Symbole de la fierté 2ELGBTQI+. 

Photo : Wikimedia Commons, Share Alike 3.0

À quoi correspond cet éveil de conscience? Pourquoi cette volonté d’agir réprimée pendant tant d’années a-t-elle explosé à ce moment précis, dans un bar de Greenwich Village, à New York?

La répression s’abattait contre les bars gais depuis le début des années 1960 dans la plus grande ville des États-Unis. Des policiers en civil allaient jusqu’à «piéger» les homosexuels dans des bars en engageant une conversation avec eux et en arrêtant ceux qui leur proposaient de quitter les lieux ensemble.

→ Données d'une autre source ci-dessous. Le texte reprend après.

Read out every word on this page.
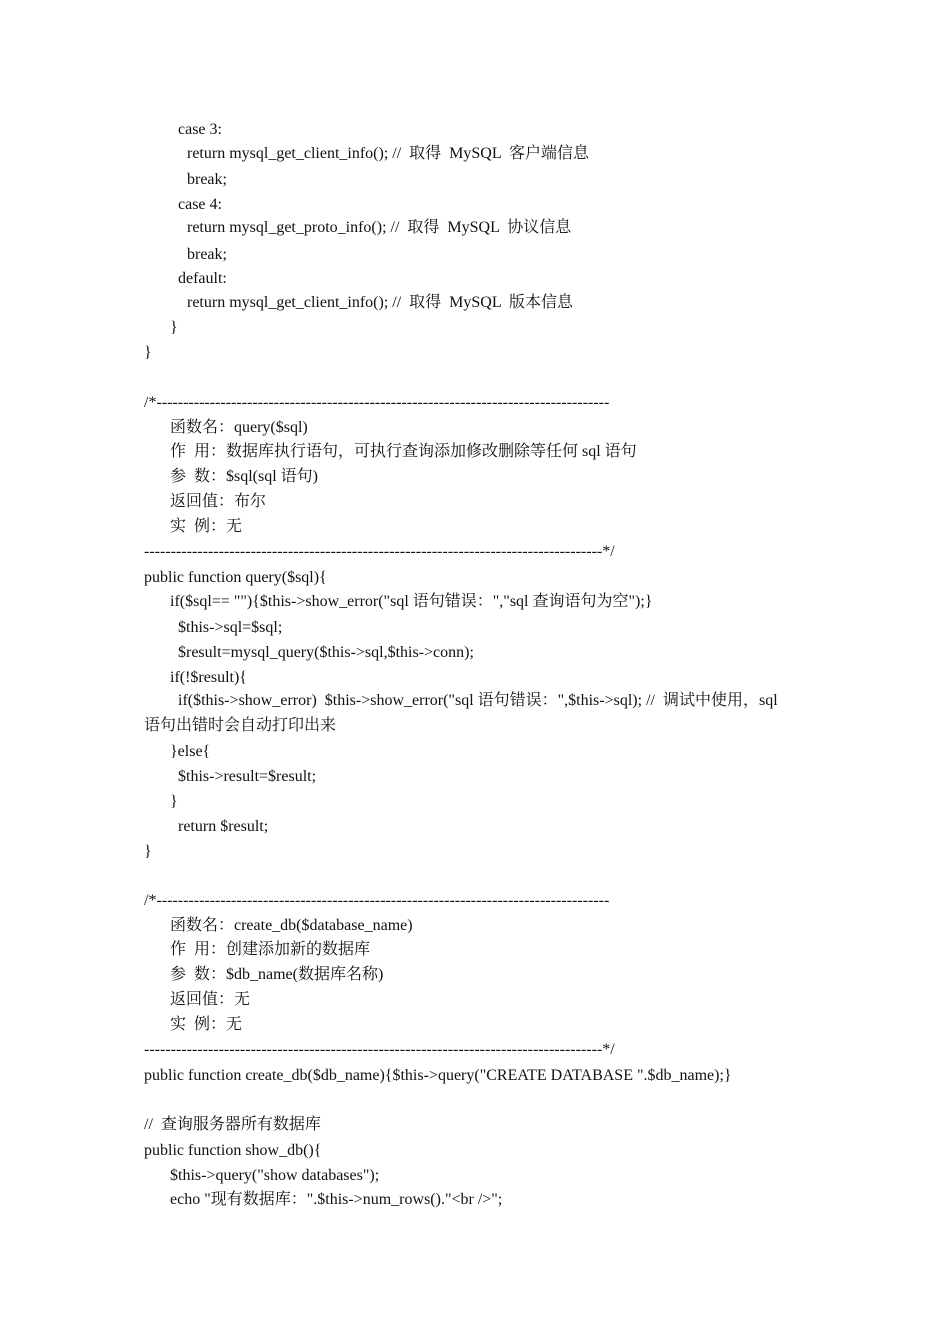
case 3:
return mysql_get_client_info(); //  取得  MySQL  客户端信息
break;
case 4:
return mysql_get_proto_info(); //  取得  MySQL  协议信息
break;
default:
return mysql_get_client_info(); //  取得  MySQL  版本信息
}
}
/*-------------------------------------------------------------------------------------
函数名：query($sql)
作  用：数据库执行语句，可执行查询添加修改删除等任何 sql 语句
参  数：$sql(sql 语句)
返回值：布尔
实  例：无
--------------------------------------------------------------------------------------*/
public function query($sql){
if($sql== ""){$this->show_error("sql 语句错误：","sql 查询语句为空");}
$this->sql=$sql;
$result=mysql_query($this->sql,$this->conn);
if(!$result){
if($this->show_error)  $this->show_error("sql 语句错误：",$this->sql); //  调试中使用，sql
语句出错时会自动打印出来
}else{
$this->result=$result;
}
return $result;
}
/*-------------------------------------------------------------------------------------
函数名：create_db($database_name)
作  用：创建添加新的数据库
参  数：$db_name(数据库名称)
返回值：无
实  例：无
--------------------------------------------------------------------------------------*/
public function create_db($db_name){$this->query("CREATE DATABASE ".$db_name);}
//  查询服务器所有数据库
public function show_db(){
$this->query("show databases");
echo "现有数据库：".$this->num_rows()."<br />";
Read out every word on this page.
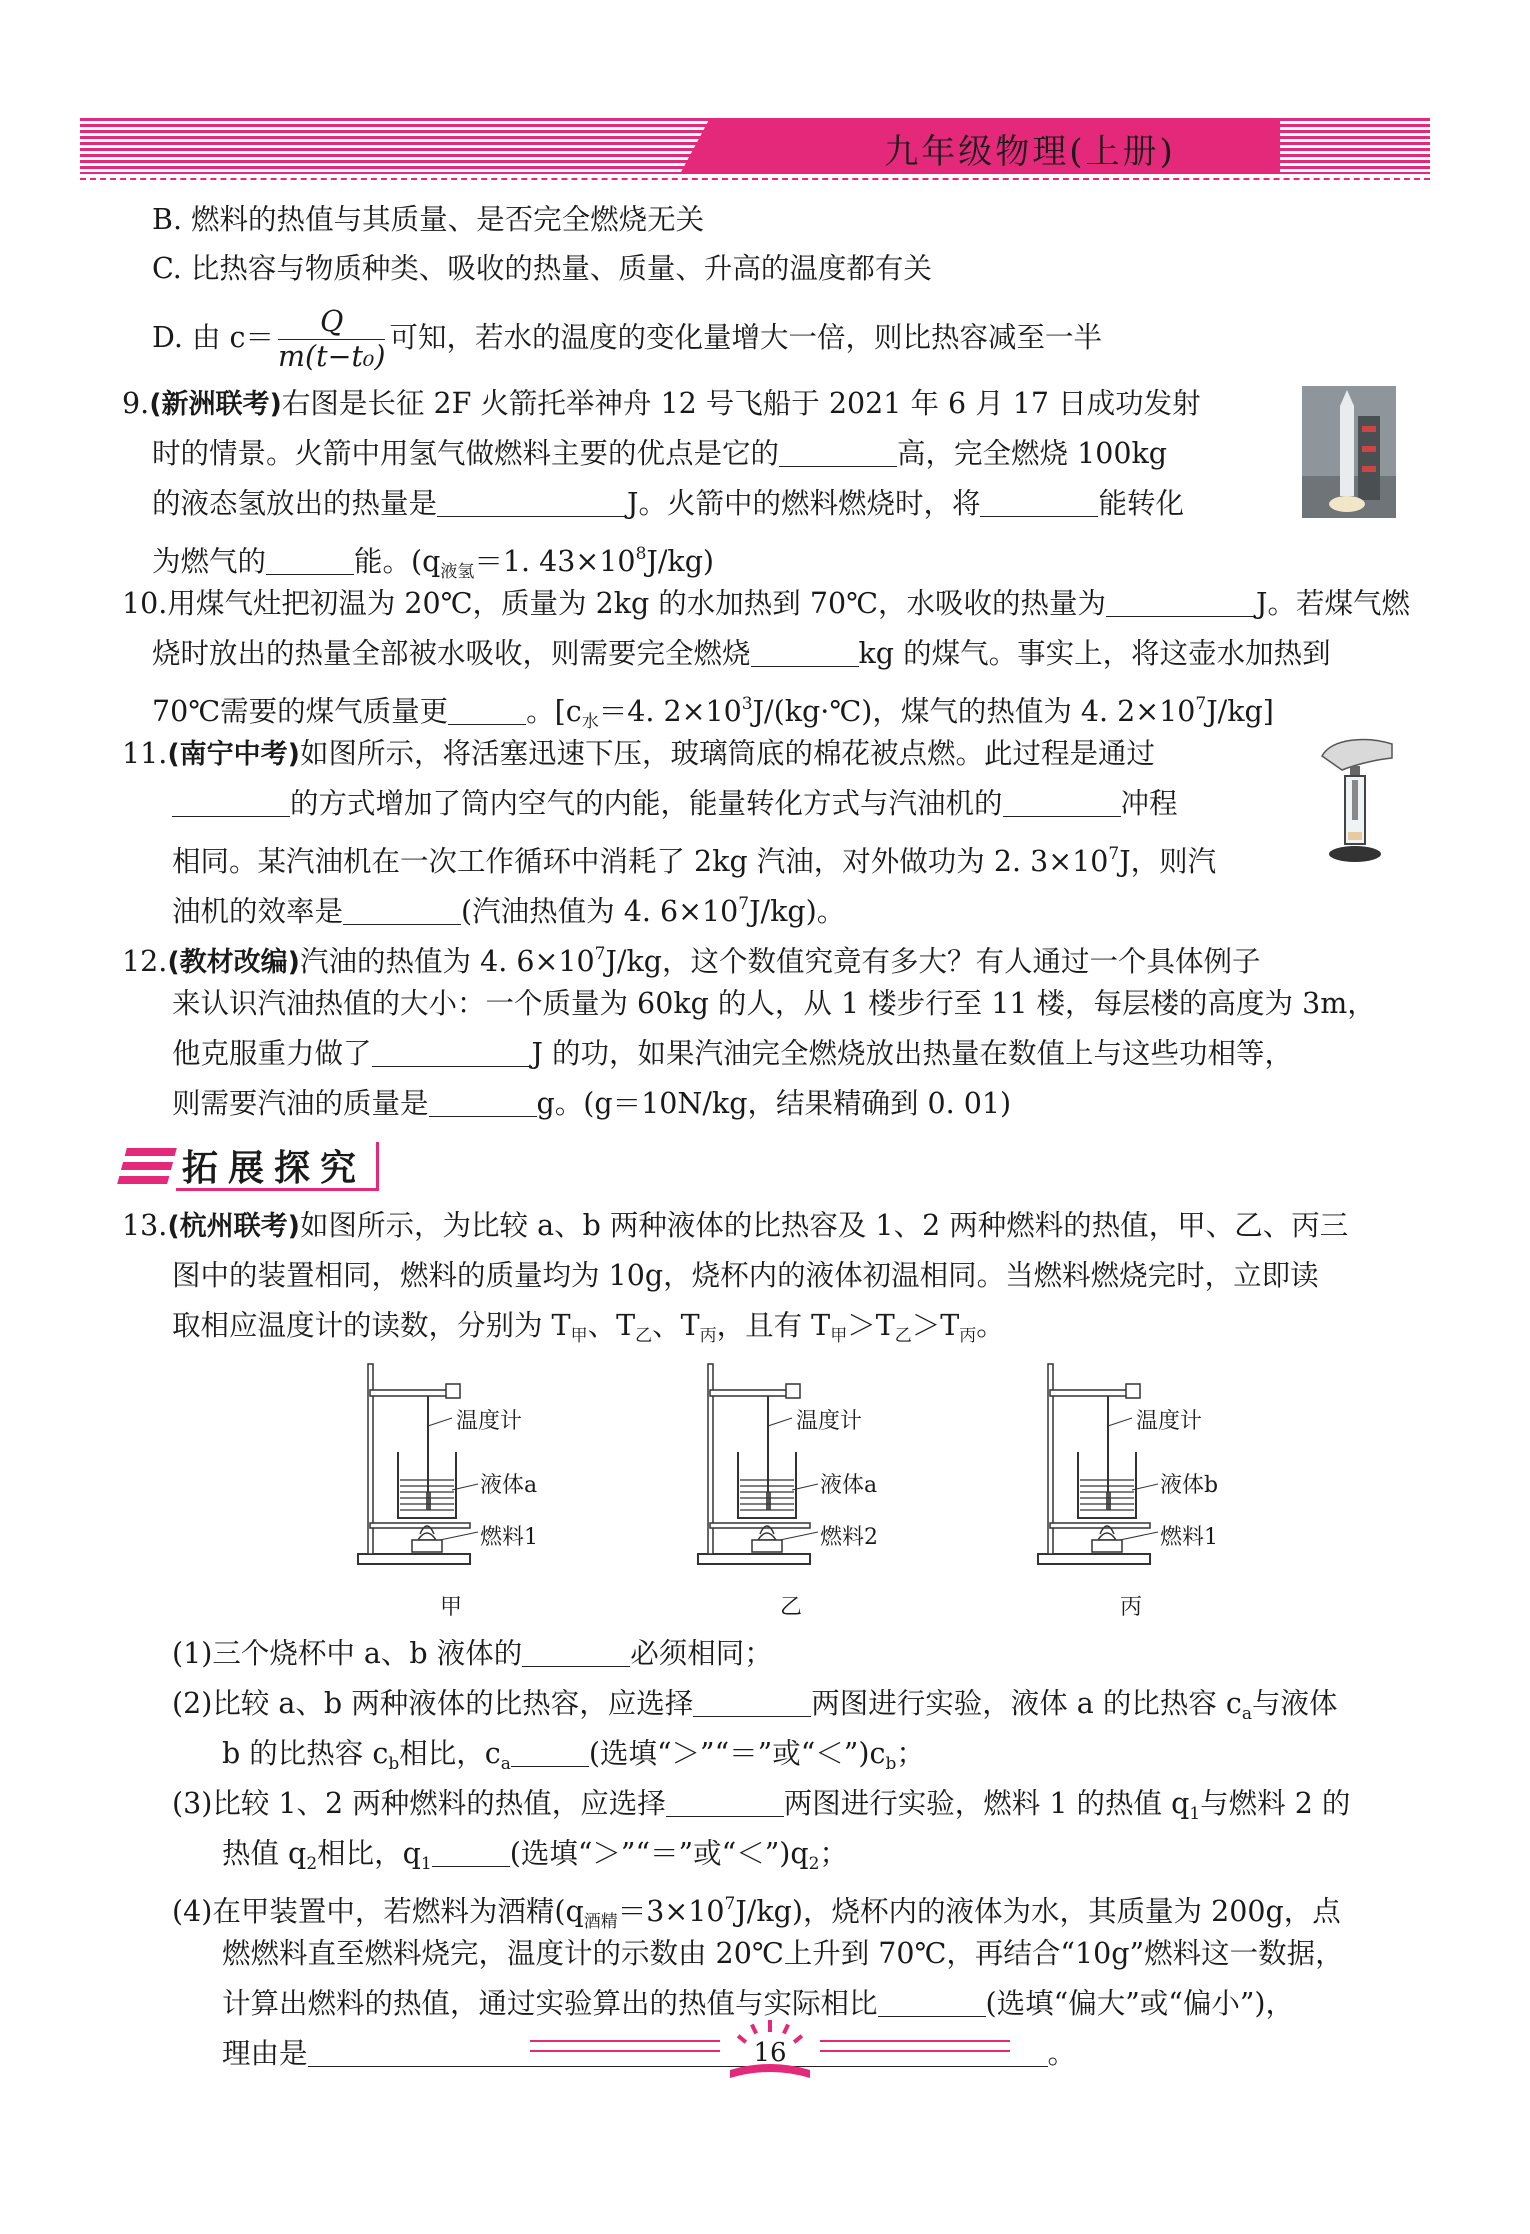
九年级物理(上册)
B. 燃料的热值与其质量、是否完全燃烧无关
C. 比热容与物质种类、吸收的热量、质量、升高的温度都有关
D. 由 $c= \frac{Q}{\text{m(t−t₀)}}$ 可知，若水的温度的变化量增大一倍，则比热容减至一半
9.(新洲联考)右图是长征 2F 火箭托举神舟 12 号飞船于 2021 年 6 月 17 日成功发射
时的情景。火箭中用氢气做燃料主要的优点是它的	高，完全燃烧 100kg
的液态氢放出的热量是	J。火箭中的燃料燃烧时，将	能转化
为燃气的	能。($q_{液氢}=1$. $43\times 10^8J/kg$)
10.用煤气灶把初温为 20℃，质量为 2kg 的水加热到 70℃，水吸收的热量为	J。若煤气燃
烧时放出的热量全部被水吸收，则需要完全燃烧	kg 的煤气。事实上，将这壶水加热到
70℃需要的煤气质量更	。[$c_水=4$. $2\times 10^3J/(kg\cdot℃)$，煤气的热值为 4. $2\times 10^7J/kg$]
11.(南宁中考)如图所示，将活塞迅速下压，玻璃筒底的棉花被点燃。此过程是通过
的方式增加了筒内空气的内能，能量转化方式与汽油机的	冲程
相同。某汽油机在一次工作循环中消耗了 2kg 汽油，对外做功为 2. $3\times 10^7J$，则汽
油机的效率是	(汽油热值为 4. $6\times 10^7J/kg$)。
12.(教材改编)汽油的热值为 4. $6\times 10^7J/kg$，这个数值究竟有多大？有人通过一个具体例子
来认识汽油热值的大小：一个质量为 60kg 的人，从 1 楼步行至 11 楼，每层楼的高度为 3m，
他克服重力做了	J 的功，如果汽油完全燃烧放出热量在数值上与这些功相等，
则需要汽油的质量是	g。(g＝10N/kg，结果精确到 0. 01)
拓展探究
13.(杭州联考)如图所示，为比较 a、b 两种液体的比热容及 1、2 两种燃料的热值，甲、乙、丙三
图中的装置相同，燃料的质量均为 10g，烧杯内的液体初温相同。当燃料燃烧完时，立即读
取相应温度计的读数，分别为 $T_甲$、$T_乙$、$T_丙$，且有 $T_甲>T_乙>T_丙$。
温度计
液体a
燃料1
甲
温度计
液体a
燃料2
乙
温度计
液体b
燃料1
丙
(1)三个烧杯中 a、b 液体的	必须相同；
(2)比较 a、b 两种液体的比热容，应选择	两图进行实验，液体 a 的比热容 $c_a$与液体
b 的比热容 $c_b$相比，$c_a$	(选填“＞”“＝”或“$<”)c_b$；
(3)比较 1、2 两种燃料的热值，应选择	两图进行实验，燃料 1 的热值 $q_1$与燃料 2 的
热值 $q_2$相比，$q_1$	(选填“＞”“＝”或“$<”)q_2$；
(4)在甲装置中，若燃料为酒精$(q_{酒精}=3\times 10^7J/kg)$，烧杯内的液体为水，其质量为 200g，点
燃燃料直至燃料烧完，温度计的示数由 20℃上升到 70℃，再结合“10g”燃料这一数据，
计算出燃料的热值，通过实验算出的热值与实际相比	(选填“偏大”或“偏小”)，
理由是	。
16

Persécutés depuis Mathusalem

Évidemment, les États-Unis ne faisaient pas exception dans leur façon de traiter les homosexuels, victimes de persécutions depuis des temps immémoriaux.

Les grandes religions monothéistes y ont été pour beaucoup en considérant l’homosexualité comme abominable et parfois en la punissant de mort. Certaines religions ont aujourd’hui révisé leur position, d’autres pas.

Dans le monde occidental, ce n’est vraiment qu’au milieu du XXe siècle qu’on assiste à un changement de paradigme. Le Royaume-Uni donne le ton en 1957 avec le rapport Wolfenden, qui propose de mettre fin à 400 ans d’illégalité pour les homosexuels.

Le Rapport Wolfenden de 1957 préconise, pour la première fois, la décriminalisation des activités homosexuelles au Royaume-Uni. 

Photo : Wikimedia Commons, Flickr

La loi sur la bougrerie – la Buggery Act – avait été adoptée en 1533 sous Henri VIII rendant la sodomie punissable de pendaison, une sentence qui a été maintenue jusqu’en 1861.

L’interdiction de pratiquer des actes homosexuels s’est étendue par la suite dans les colonies britanniques, et certains anciens territoires du Royaume-Uni, notamment en Afrique, la maintiennent encore à ce jour.

Dix ans après le rapport Wolfenden, en 1967, le Royaume-Uni adopte une loi décriminalisant l’homosexualité. 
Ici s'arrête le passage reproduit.